(Ilustración Giovanni Tazza)
(Ilustración Giovanni Tazza)
Carlos Meléndez

Cuando empecé a estudiar ciencia política en el extranjero, descubrí que el accionar subversivo de Sendero Luminoso contra el Estado Peruano (1980-2000) era catalogado como una “guerra civil”. Bajo tal término clasifican diversos episodios internacionales, desde la división de Yugoslavia (1991-2001) hasta la rebelión zapatista en México (1994-). Me parecía poco útil rebatir el empleo de este término por el de “terrorismo” o “conflicto armado interno”, porque entendí que es –ante todo– un concepto de utilidad académica, parte del argot de la disciplina. De hecho, los politólogos definen con precisión una “guerra civil” como “un conflicto violento dentro de un país, protagonizado por grupos organizados que buscan acceder al poder”, con al menos mil víctimas mortales de cualquiera de los bandos. Aunque hay discrepancias menores respecto de los márgenes de tales guarismos, se reconoce su legitimidad académica, distinta a otras “políticas” como “revolución” o “insurgencia popular”.

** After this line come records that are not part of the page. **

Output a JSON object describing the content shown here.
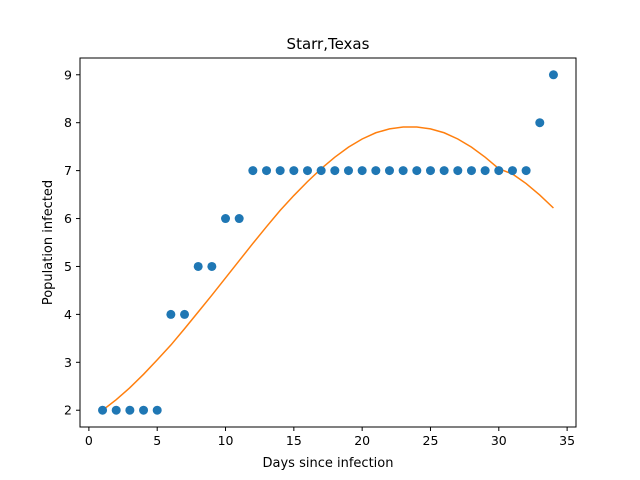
{
  "chart_data": {
    "type": "scatter",
    "title": "Starr,Texas",
    "xlabel": "Days since infection",
    "ylabel": "Population infected",
    "xlim": [
      -0.65,
      35.65
    ],
    "ylim": [
      1.65,
      9.35
    ],
    "xticks": [
      0,
      5,
      10,
      15,
      20,
      25,
      30,
      35
    ],
    "yticks": [
      2,
      3,
      4,
      5,
      6,
      7,
      8,
      9
    ],
    "grid": false,
    "series": [
      {
        "kind": "scatter",
        "color": "#1f77b4",
        "x": [
          1,
          2,
          3,
          4,
          5,
          6,
          7,
          8,
          9,
          10,
          11,
          12,
          13,
          14,
          15,
          16,
          17,
          18,
          19,
          20,
          21,
          22,
          23,
          24,
          25,
          26,
          27,
          28,
          29,
          30,
          31,
          32,
          33,
          34
        ],
        "y": [
          2,
          2,
          2,
          2,
          2,
          4,
          4,
          5,
          5,
          6,
          6,
          7,
          7,
          7,
          7,
          7,
          7,
          7,
          7,
          7,
          7,
          7,
          7,
          7,
          7,
          7,
          7,
          7,
          7,
          7,
          7,
          7,
          8,
          9
        ]
      },
      {
        "kind": "line",
        "color": "#ff7f0e",
        "x": [
          1,
          2,
          3,
          4,
          5,
          6,
          7,
          8,
          9,
          10,
          11,
          12,
          13,
          14,
          15,
          16,
          17,
          18,
          19,
          20,
          21,
          22,
          23,
          24,
          25,
          26,
          27,
          28,
          29,
          30,
          31,
          32,
          33,
          34
        ],
        "y": [
          2.0,
          2.22,
          2.47,
          2.75,
          3.05,
          3.36,
          3.7,
          4.05,
          4.4,
          4.76,
          5.12,
          5.48,
          5.83,
          6.17,
          6.48,
          6.77,
          7.04,
          7.28,
          7.49,
          7.66,
          7.79,
          7.87,
          7.91,
          7.91,
          7.87,
          7.79,
          7.66,
          7.49,
          7.28,
          7.04,
          6.93,
          6.73,
          6.49,
          6.22
        ]
      }
    ]
  }
}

Consciente de las sensibilidades que despierta este tema en el Perú, nunca se me ocurrió “transportar” dicho concepto a su uso periodístico o de divulgación. Imagínese usted el alboroto, tal como sucede con otros términos conceptualizados desde las ciencias sociales, como “neoliberalismo” o “enfoque de género”, de uso indiscriminado en el debate público. Se trata de conceptos analíticos, relevantes para el quehacer de los especialistas, pero no necesariamente inteligibles en toda su magnitud para la opinión pública. Normalmente están basados en axiomas y supuestos que no tienen por qué ser compartidos por el público general. Por eso, cuando son vertidos sin cautela a los medios masivos, pueden sufrir deformación y estar sujetos a la ideologización y la disputa política. Y nada es más frustrante para un científico social que ver que su instrumento conceptual se convierte en el centro de una riña ideológica. Lamentablemente, en muchos casos, esto ha sido responsabilidad nuestra.

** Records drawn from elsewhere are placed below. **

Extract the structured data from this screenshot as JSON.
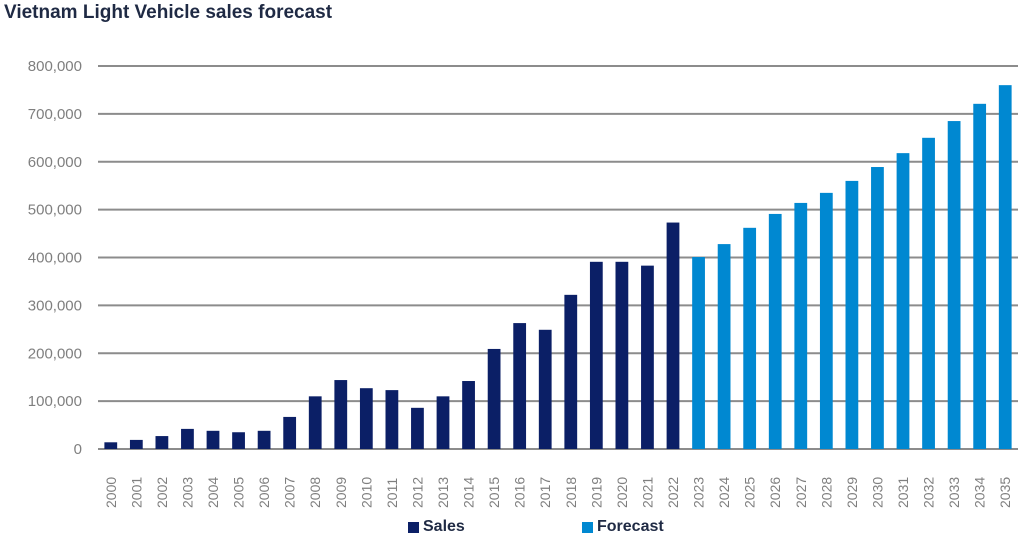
{
  "chart_data": {
    "type": "bar",
    "title": "Vietnam Light Vehicle sales forecast",
    "xlabel": "",
    "ylabel": "",
    "ylim": [
      0,
      800000
    ],
    "yticks": [
      0,
      100000,
      200000,
      300000,
      400000,
      500000,
      600000,
      700000,
      800000
    ],
    "ytick_labels": [
      "0",
      "100,000",
      "200,000",
      "300,000",
      "400,000",
      "500,000",
      "600,000",
      "700,000",
      "800,000"
    ],
    "grid": true,
    "legend_position": "bottom",
    "categories": [
      "2000",
      "2001",
      "2002",
      "2003",
      "2004",
      "2005",
      "2006",
      "2007",
      "2008",
      "2009",
      "2010",
      "2011",
      "2012",
      "2013",
      "2014",
      "2015",
      "2016",
      "2017",
      "2018",
      "2019",
      "2020",
      "2021",
      "2022",
      "2023",
      "2024",
      "2025",
      "2026",
      "2027",
      "2028",
      "2029",
      "2030",
      "2031",
      "2032",
      "2033",
      "2034",
      "2035"
    ],
    "series": [
      {
        "name": "Sales",
        "color": "#0b1f66",
        "values": [
          14000,
          19000,
          27000,
          42000,
          38000,
          35000,
          38000,
          67000,
          110000,
          144000,
          127000,
          123000,
          86000,
          110000,
          142000,
          209000,
          263000,
          249000,
          322000,
          391000,
          391000,
          383000,
          473000,
          null,
          null,
          null,
          null,
          null,
          null,
          null,
          null,
          null,
          null,
          null,
          null,
          null
        ]
      },
      {
        "name": "Forecast",
        "color": "#0088d1",
        "values": [
          null,
          null,
          null,
          null,
          null,
          null,
          null,
          null,
          null,
          null,
          null,
          null,
          null,
          null,
          null,
          null,
          null,
          null,
          null,
          null,
          null,
          null,
          null,
          401000,
          428000,
          462000,
          491000,
          514000,
          535000,
          560000,
          589000,
          618000,
          650000,
          685000,
          721000,
          760000
        ]
      }
    ]
  }
}
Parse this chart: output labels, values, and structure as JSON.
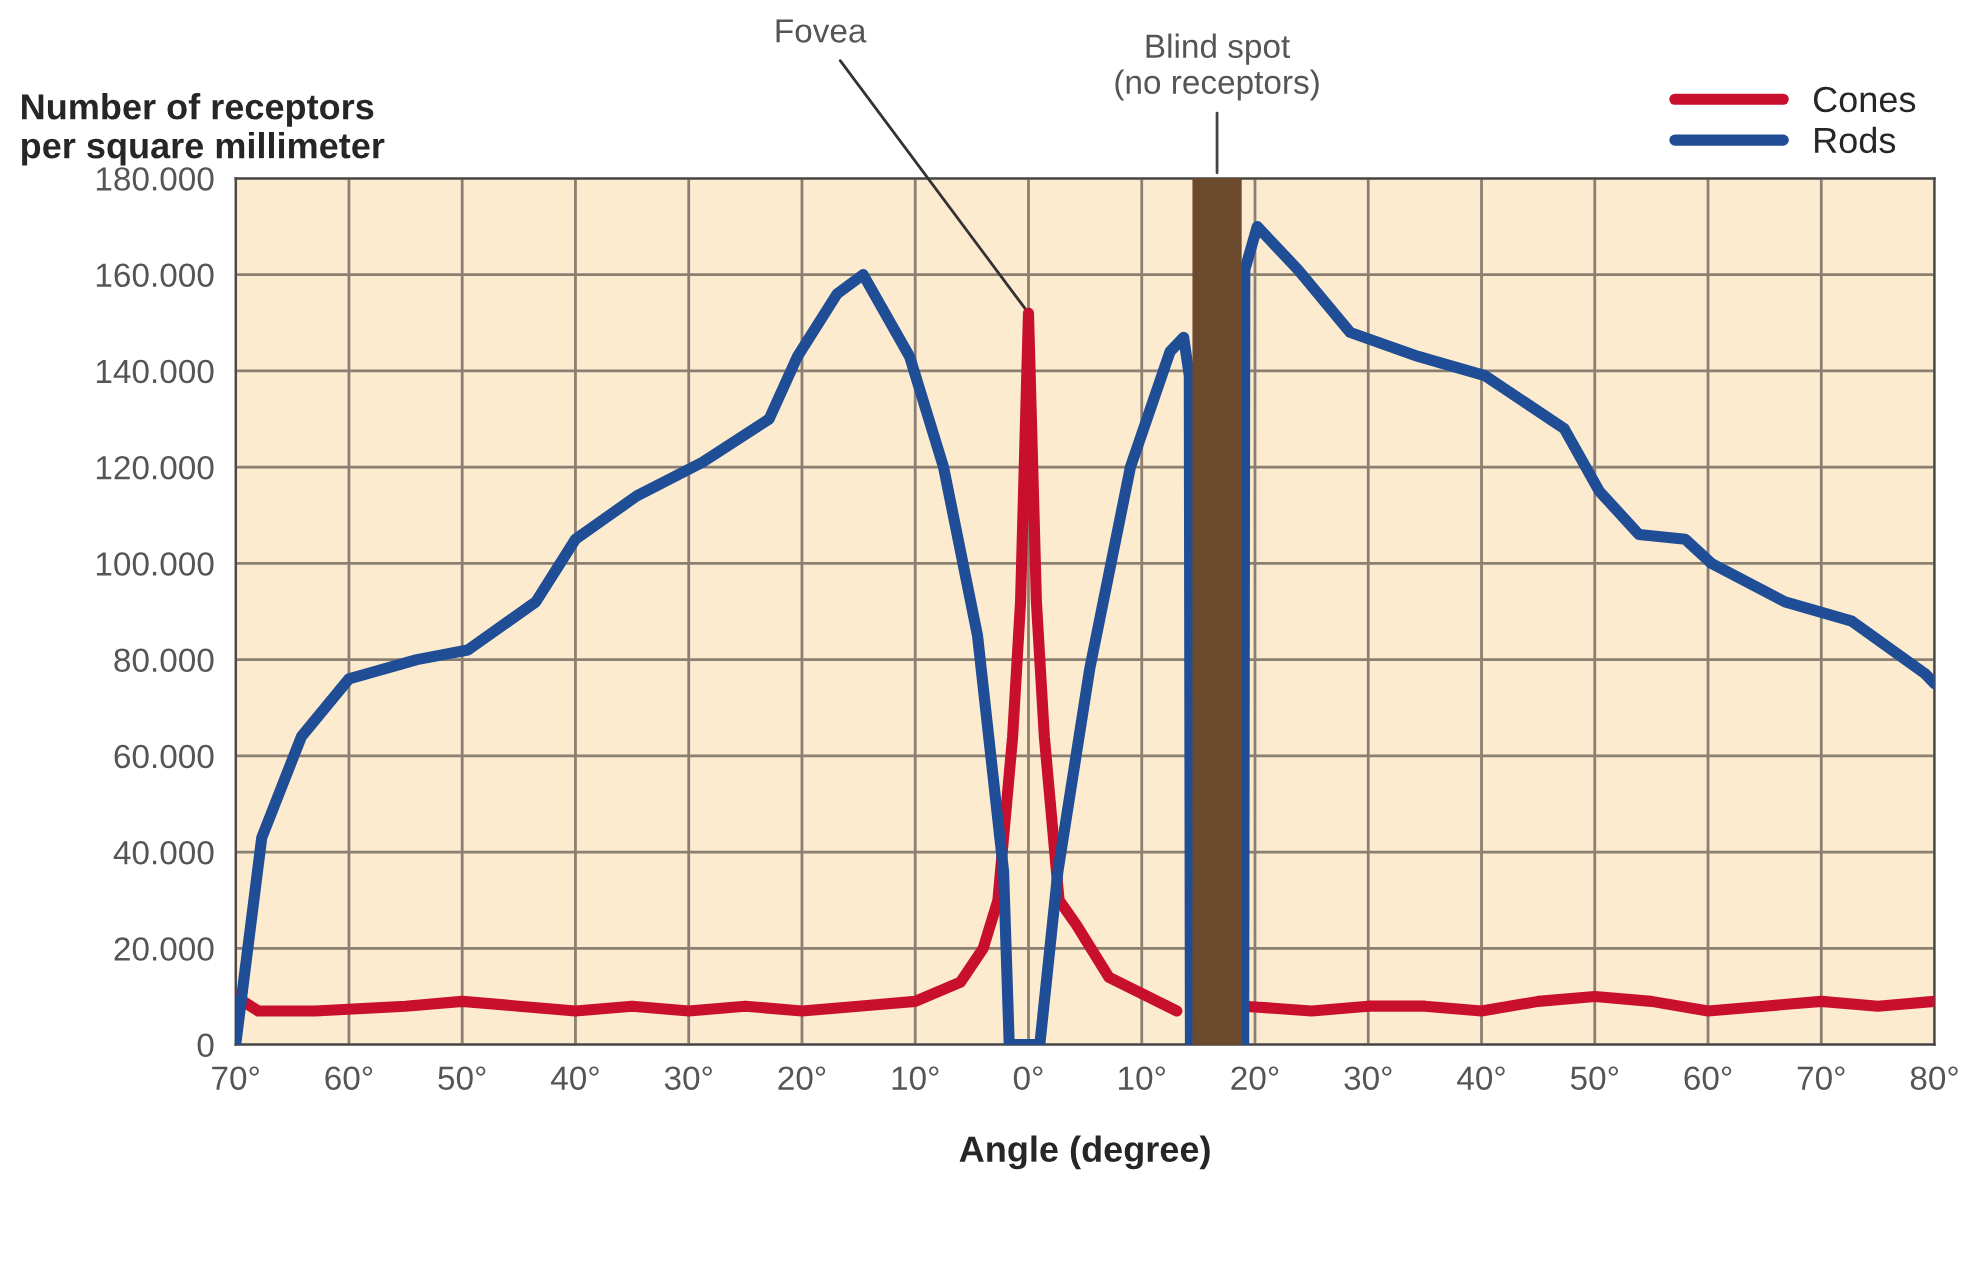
{
  "chart_data": {
    "type": "line",
    "xlabel": "Angle (degree)",
    "ylabel": "Number of receptors\nper square millimeter",
    "xlim": [
      -70,
      80
    ],
    "ylim": [
      0,
      180000
    ],
    "xticks": [
      {
        "value": -70,
        "label": "70°"
      },
      {
        "value": -60,
        "label": "60°"
      },
      {
        "value": -50,
        "label": "50°"
      },
      {
        "value": -40,
        "label": "40°"
      },
      {
        "value": -30,
        "label": "30°"
      },
      {
        "value": -20,
        "label": "20°"
      },
      {
        "value": -10,
        "label": "10°"
      },
      {
        "value": 0,
        "label": "0°"
      },
      {
        "value": 10,
        "label": "10°"
      },
      {
        "value": 20,
        "label": "20°"
      },
      {
        "value": 30,
        "label": "30°"
      },
      {
        "value": 40,
        "label": "40°"
      },
      {
        "value": 50,
        "label": "50°"
      },
      {
        "value": 60,
        "label": "60°"
      },
      {
        "value": 70,
        "label": "70°"
      },
      {
        "value": 80,
        "label": "80°"
      }
    ],
    "yticks": [
      0,
      {
        "value": 20000,
        "label": "20.000"
      },
      {
        "value": 40000,
        "label": "40.000"
      },
      {
        "value": 60000,
        "label": "60.000"
      },
      {
        "value": 80000,
        "label": "80.000"
      },
      {
        "value": 100000,
        "label": "100.000"
      },
      {
        "value": 120000,
        "label": "120.000"
      },
      {
        "value": 140000,
        "label": "140.000"
      },
      {
        "value": 160000,
        "label": "160.000"
      },
      {
        "value": 180000,
        "label": "180.000"
      }
    ],
    "grid": true,
    "legend": "top right",
    "line_style": "solid",
    "marker": "none",
    "series": [
      {
        "name": "Cones",
        "color": "#c8102e",
        "x": [
          -70,
          -68,
          -63,
          -55,
          -50,
          -45,
          -40,
          -35,
          -30,
          -25,
          -20,
          -15,
          -10,
          -6,
          -4,
          -2.7,
          -1.4,
          -0.7,
          0,
          0.7,
          1.4,
          2.7,
          4.2,
          7.1,
          13.1,
          16.5,
          19,
          25,
          30,
          35,
          40,
          45,
          50,
          55,
          60,
          65,
          70,
          75,
          80
        ],
        "values": [
          10000,
          7000,
          7000,
          8000,
          9000,
          8000,
          7000,
          8000,
          7000,
          8000,
          7000,
          8000,
          9000,
          13000,
          20000,
          30000,
          64000,
          92000,
          152000,
          92000,
          64000,
          30000,
          25000,
          14000,
          7000,
          null,
          8000,
          7000,
          8000,
          8000,
          7000,
          9000,
          10000,
          9000,
          7000,
          8000,
          9000,
          8000,
          9000
        ]
      },
      {
        "name": "Rods",
        "color": "#1f4e96",
        "x": [
          -70,
          -67.7,
          -64.2,
          -60,
          -54,
          -49.5,
          -43.5,
          -40,
          -34.6,
          -28.8,
          -22.9,
          -20.4,
          -16.9,
          -14.6,
          -10.5,
          -7.5,
          -4.5,
          -2.2,
          -1.7,
          1,
          2.6,
          5.4,
          9,
          12.5,
          13.7,
          14.2,
          14.3,
          16.5,
          19,
          19.1,
          20.2,
          23.8,
          28.4,
          34.4,
          40.3,
          47.3,
          50.4,
          53.9,
          58,
          60.3,
          66.8,
          72.7,
          79.2,
          80
        ],
        "values": [
          0,
          43000,
          64000,
          76000,
          80000,
          82000,
          92000,
          105000,
          114000,
          121000,
          130000,
          143000,
          156000,
          160000,
          143000,
          120000,
          85000,
          36000,
          0,
          0,
          36000,
          78000,
          120000,
          144000,
          147000,
          139000,
          0,
          null,
          0,
          161000,
          170000,
          161000,
          148000,
          143000,
          139000,
          128000,
          115000,
          106000,
          105000,
          100000,
          92000,
          88000,
          77000,
          75000
        ]
      }
    ],
    "bands": [
      {
        "axis": "x",
        "from": 14.6,
        "to": 18.7,
        "label": "Blind spot\n(no receptors)",
        "color": "#6b4a2e"
      }
    ],
    "annotations": [
      {
        "text": "Fovea",
        "x": 0,
        "y": 152000
      }
    ]
  }
}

Los académicos que buscamos influir en la esfera pública –ya sea a través de políticas sociales o del debate de ideas– erramos cuando quedamos atrapados por el fetichismo de nuestro glosario conceptual, sin esforzarnos por buscar la “traducción” más adecuada para la divulgación enriquecedora. Le damos más importancia al prurito terminológico que al significado en sí, y nos dejamos involucrar en polarizaciones inútiles. No se trata de abandonar el compromiso por el debate público, sino de hacerlo con mayor dedicación y menos soberbia intelectual. De otro modo, caeremos en la descalificación.

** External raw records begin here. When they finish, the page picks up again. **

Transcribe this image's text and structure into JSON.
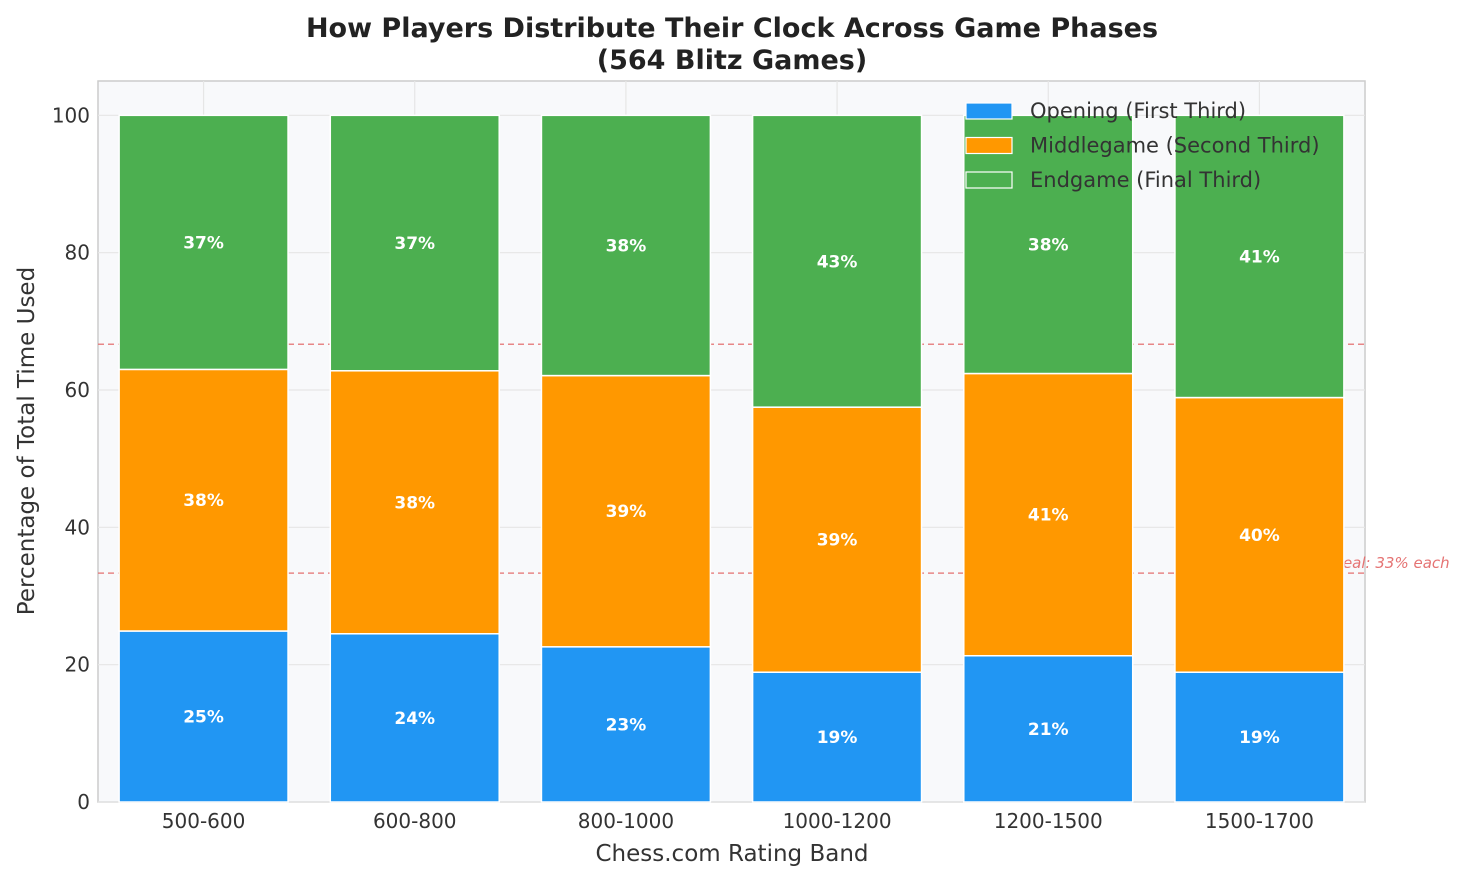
{
  "chart_data": {
    "type": "bar",
    "stacked": true,
    "title": "How Players Distribute Their Clock Across Game Phases",
    "subtitle": "(564 Blitz Games)",
    "xlabel": "Chess.com Rating Band",
    "ylabel": "Percentage of Total Time Used",
    "ylim": [
      0,
      105
    ],
    "yticks": [
      0,
      20,
      40,
      60,
      80,
      100
    ],
    "grid": true,
    "legend_position": "top-right",
    "categories": [
      "500-600",
      "600-800",
      "800-1000",
      "1000-1200",
      "1200-1500",
      "1500-1700"
    ],
    "series": [
      {
        "name": "Opening (First Third)",
        "color": "#2196F3",
        "values": [
          24.9,
          24.5,
          22.6,
          18.9,
          21.3,
          18.9
        ],
        "labels": [
          "25%",
          "24%",
          "23%",
          "19%",
          "21%",
          "19%"
        ]
      },
      {
        "name": "Middlegame (Second Third)",
        "color": "#FF9800",
        "values": [
          38.1,
          38.3,
          39.5,
          38.6,
          41.1,
          40.0
        ],
        "labels": [
          "38%",
          "38%",
          "39%",
          "39%",
          "41%",
          "40%"
        ]
      },
      {
        "name": "Endgame (Final Third)",
        "color": "#4CAF50",
        "values": [
          37.0,
          37.2,
          37.9,
          42.5,
          37.6,
          41.1
        ],
        "labels": [
          "37%",
          "37%",
          "38%",
          "43%",
          "38%",
          "41%"
        ]
      }
    ],
    "reference_lines": [
      {
        "y": 33.33,
        "label": "Ideal: 33% each",
        "color": "#E57373"
      },
      {
        "y": 66.67,
        "label": "",
        "color": "#E57373"
      }
    ]
  }
}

La demonización que ha sufrido el “enfoque de género” no es responsabilidad exclusiva de sus “enemigos”, sino también de quienes no hemos sabido “traducirlo”. El sentido ulterior de dicha perspectiva es la promoción de la igualdad entre hombres y mujeres, respetando sus orientaciones sexuales. Pero en el Perú y en otros países se ha encasillado como una “ideología” perversa. ¿Es posible prescindir de dicha etiqueta intelectual sin claudicar ante los objetivos que persigue el respeto y la dignidad de todas las personas? Este gran reto debe ser superado para salir de la torre de Babel conceptual en la que estamos atrapados.